Der Blinde hörte trotz der Zurechtweisung durch die Leute nicht zu schreien auf, im Gegenteil, er schrie nur noch lauter und setzte beharrlich seine große Jesus-Litanei fort: „Jesus, Sohn Davids, erbarme dich meiner!“. Da blieb Jesus im Volksgedränge stehen. Jemand hat gemeint, dieser kurze Satz im heutigen Sonntagsevangelium sei eine der bewegendsten Schriftstellen: Mitten im Strom der großen Menge bleibt Jesus stehen für diesen einen und ist nun ganz da für ihn. Und der war ein blinder Bettler. Und Jesus sagt zu den ihn Umstehenden: „Bringt diesen Mann zu Mir her!“

Das Volk ist sofort umgestimmt. Eben haben die Leute den Blinden noch angefahren wegen seines Schreiens, jetzt rufen sie ihm zu: „Hab Mut! Steh auf! Er, Christus, ruft dich!“ Ist das nicht ein Wort, das wir jedem Kranken, jedem Leidtragenden zurufen könnten?

Was tat nun der Blinde? Er sprang wirklich auf, so rasch, dass ihm der Mantel vom Rücken fiel. Und schon war der Blinde bei Jesus. Und Jesus sagt zum Blinden: „Was willst du denn, dass Ich dir tun soll?“ Die erstaunte, vertrauens- und ehrfurchtsvolle Antwort des blinden Bettlers lautet: „Rabbuni, dass ich wieder sehe!“ Eigentlich ist das gar keine Bitte, nur ein Wunsch, aber dieser Wunsch wird mit einer so schönen, vertrauensvollen Anrede an Jesus gerichtet: „Rabbuni“ – Rabbi = Lehrer, Rabbuni = mein Meister, mein Herr. In dieser Anrede klingt ganz großes Vertrauen und ganz große Ehrfurcht mit, aber auch das Staunen darüber, wie dieser Herr ihn überhaupt noch fragen kann, was er sich denn wünsche. Das ist doch klar und selbstverständlich: Sehen, wieder sehen können, auf dass die Finsternis weicht und es wieder licht wird!

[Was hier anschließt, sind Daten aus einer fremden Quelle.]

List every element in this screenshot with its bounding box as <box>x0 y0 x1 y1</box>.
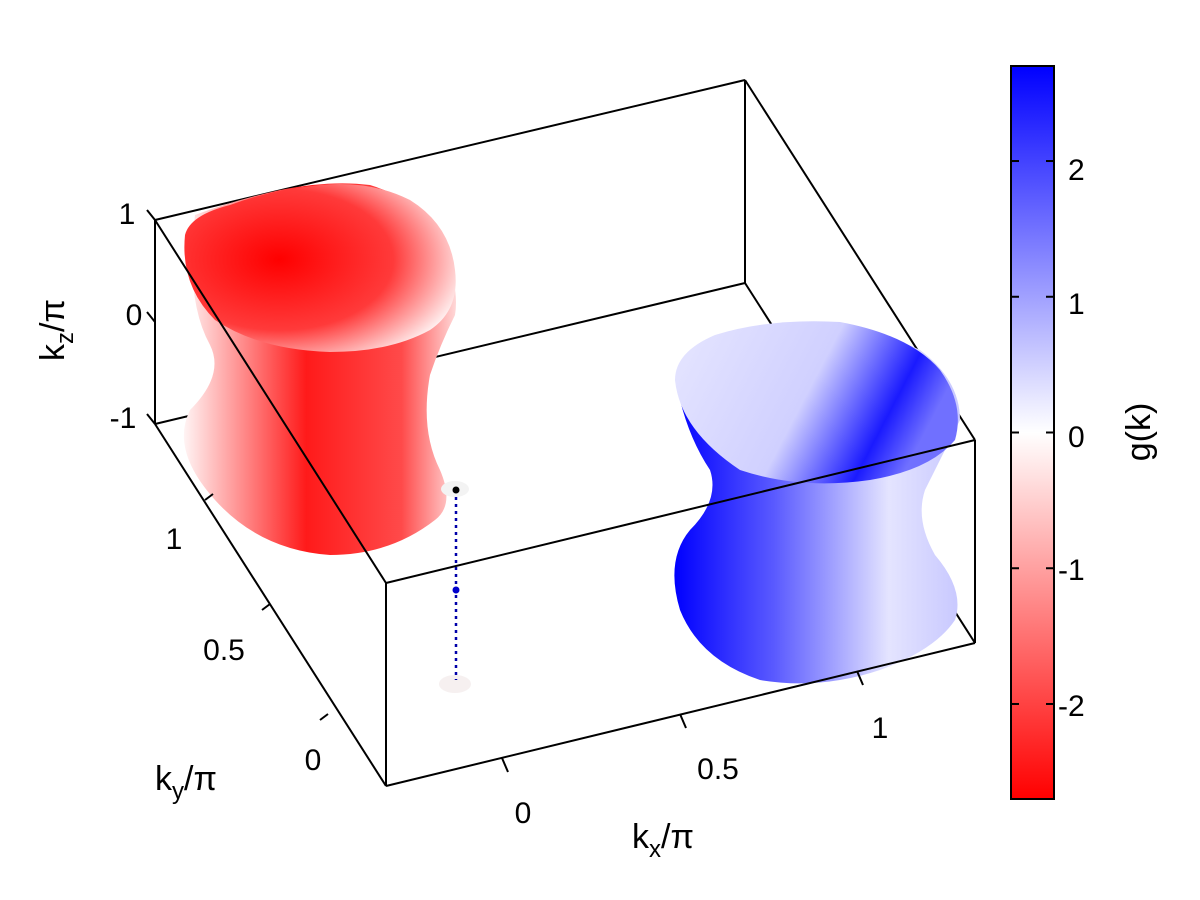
red-surface <box>183 183 456 556</box>
colorbar-label: g(k) <box>1120 403 1158 462</box>
y-tick-label: 0.5 <box>203 634 245 667</box>
nodal-line <box>439 481 471 693</box>
colorbar-tick-label: -1 <box>1058 554 1085 587</box>
z-tick-label: -1 <box>110 402 137 435</box>
y-axis-label: ky/π <box>155 760 217 805</box>
colorbar-tick-label: 1 <box>1068 288 1085 321</box>
x-axis-label: kx/π <box>632 818 694 863</box>
z-tick-label: 0 <box>126 299 143 332</box>
tick-marks <box>146 209 864 773</box>
z-tick-label: 1 <box>119 198 136 231</box>
colorbar-tick-label: -2 <box>1058 690 1085 723</box>
z-axis-label: kz/π <box>34 299 79 361</box>
colorbar-ticks <box>1011 160 1054 705</box>
x-tick-label: 0 <box>515 797 532 830</box>
x-tick-label: 1 <box>872 712 889 745</box>
y-tick-label: 1 <box>166 523 183 556</box>
y-tick-label: 0 <box>305 744 322 777</box>
box-front-edges <box>154 219 976 787</box>
colorbar: 2 1 0 -1 -2 g(k) <box>1010 65 1158 800</box>
x-tick-label: 0.5 <box>697 753 739 786</box>
colorbar-tick-label: 0 <box>1068 421 1085 454</box>
colorbar-tick-label: 2 <box>1068 154 1085 187</box>
blue-surface <box>674 321 960 684</box>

Der Herr hat den Glauben des blinden Bettlers und sein großes Vertrauen voll und ganz erkannt. Mit seinem Glauben hat sich dieser blinde Bettler gegen die ganze Volksmenge, die ihn doch zuerst zum Schweigen hätte bringen wollen, durchgesetzt. Sein Glaube hat ihn sofort auf die Beine gebracht. Der Herr belohnt nun gleichsam den großen vertrauensvollen Glauben dieses Blinden. Er sagt zu ihm: „Geh! Dein Glaube hat dich geheilt!“

Geheilt von der Blindheit geht der Bettler, aber nicht weg von Christus, sondern mit Christus. Er bleibt fortan bei Christus, er folgt Christus nach, nicht bloß äußerlich, sondern auch innerlich will er sich auf dem weiteren Lebensweg von Christus immer wieder erleuchten lassen. So wurde er in der Urkirche zu einer auch namentlich bekannten Persönlichkeit. Sonst hätte der Evangelist Markus wohl nicht seinen Namen „Bartimäus“ ausdrücklich aufgezeichnet.

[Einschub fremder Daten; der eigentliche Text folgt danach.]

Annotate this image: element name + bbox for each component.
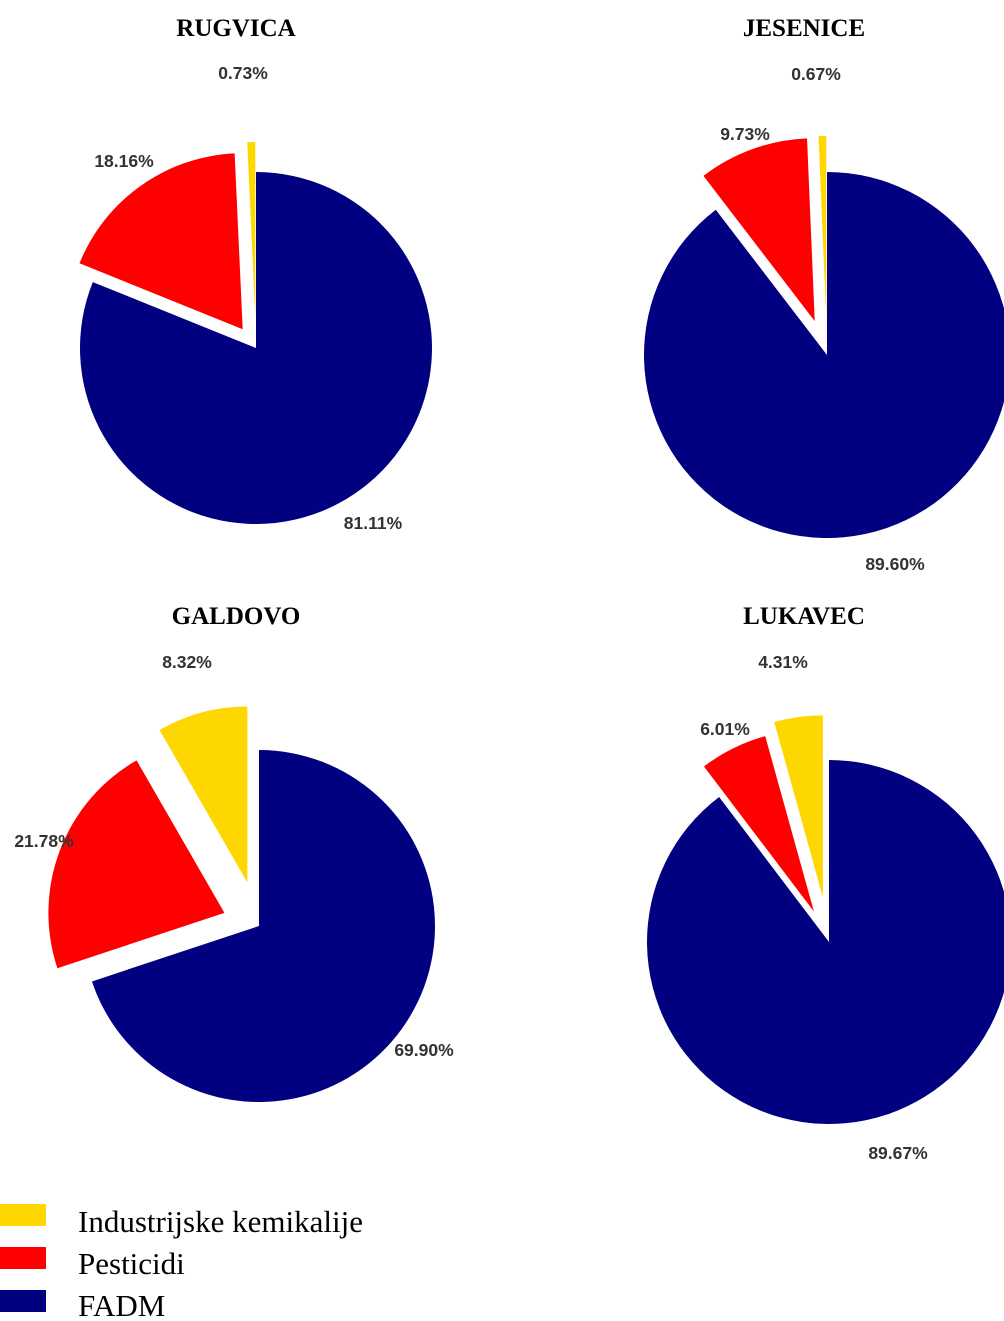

Lassen auch wir uns immer wieder von aller Blindheit des Herzens durch Christus heilen und gehen wir nicht blind durch unsere Erdenzeit, sondern als von Christus Erleuchtete, die hinter die äußeren Dinge schauen und die eigentliche Wirklichkeit sehen und erkennen: Gott und die göttliche, jenseitige, übernatürliche Wirklichkeit.

Danken wir auch immer wieder, dass wir durch die Taufe und die anderen Sakramente, auch vielleicht sogar durch Prüfungen und Heimsuchungen von Christus erleuchtet und sehend gemacht worden sind.

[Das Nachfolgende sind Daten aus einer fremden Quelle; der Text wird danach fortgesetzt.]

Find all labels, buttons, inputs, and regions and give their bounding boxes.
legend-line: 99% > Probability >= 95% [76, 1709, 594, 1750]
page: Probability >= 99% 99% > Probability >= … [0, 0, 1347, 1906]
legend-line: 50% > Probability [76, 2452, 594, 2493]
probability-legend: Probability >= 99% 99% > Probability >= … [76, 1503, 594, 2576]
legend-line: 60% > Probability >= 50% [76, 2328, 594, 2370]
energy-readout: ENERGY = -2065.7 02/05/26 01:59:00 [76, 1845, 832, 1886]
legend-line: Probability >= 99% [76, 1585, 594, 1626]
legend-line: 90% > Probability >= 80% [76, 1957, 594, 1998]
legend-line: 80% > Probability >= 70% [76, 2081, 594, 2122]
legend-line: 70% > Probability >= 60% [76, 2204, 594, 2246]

Ich denke da wieder an jenen Fürsten Hugo von Windischgrätz, bei dem ich eine Zeitlang nach Abschluss meiner Studien Sekretär und Hauskaplan machen konnte, nachdem mir von der Deutschen Botschaft, der wir Österreicher damals im Dritten Reich unterstanden, kein Visum zur Heimreise von Rom nach Salzburg ausgestellt worden war. Dieser Fürst hatte durch Kreislaufstörungen nicht bloß ein Bein, sondern auch sein Augenlicht verloren. Er war dabei aber keineswegs ein vom Leben Enttäuschter und Verbitterter geworden, im Gegenteil. Eines Tages verriet er mir jungem Priester, was ihn bei seinem Zustand aufrecht hielt: „Hochwürden, ich weiß ganz genau, was meine Frau, die Fürstin, und meine drei Söhne und meine Beamten und Angestellten von mir denken. Dass es nämlich das Gescheiteste wäre, wenn ich mir eine Kugel durch den Kopf jagen und meinem Leben ein Ende setzen würde. Aber ihnen als Priester möchte ich es verraten: Seit ich blind geworden bin, habe ich es keinen Tag unterlassen, das Te Deum zu beten, denn seit damals bin ich innerlich sehend geworden und der Glaube, die tägliche hl. Messe und die tägliche hl. Kommunion bringen mir so viel Trost und Kraft, dass es in mir täglich immer noch lichter und heller wird!“

Ja, danken wir für das innere Licht, mit dem Christus uns durch den Glauben, durch die Gnade, durch die Sakramente erleuchtet! Denken wir heute aber auch – wie ich am Anfang der Predigt sagte – an die vielen Menschen in den Missionsländern, die noch in der Nacht und Finsternis des Heidentums dahinleben und an die vielen in Europa, die blind geworden sind für die lichtvolle Frohbotschaft Christi und die darum – wie der Papst es immer wieder betont – der Neuevangelisierung bedürfen! Auch die Ungläubigen und die Neuheiden sollen von Christus erfahren, damit Er auch sie erleuchten und aus dem Dunkel, das sie umgibt, herausführen kann.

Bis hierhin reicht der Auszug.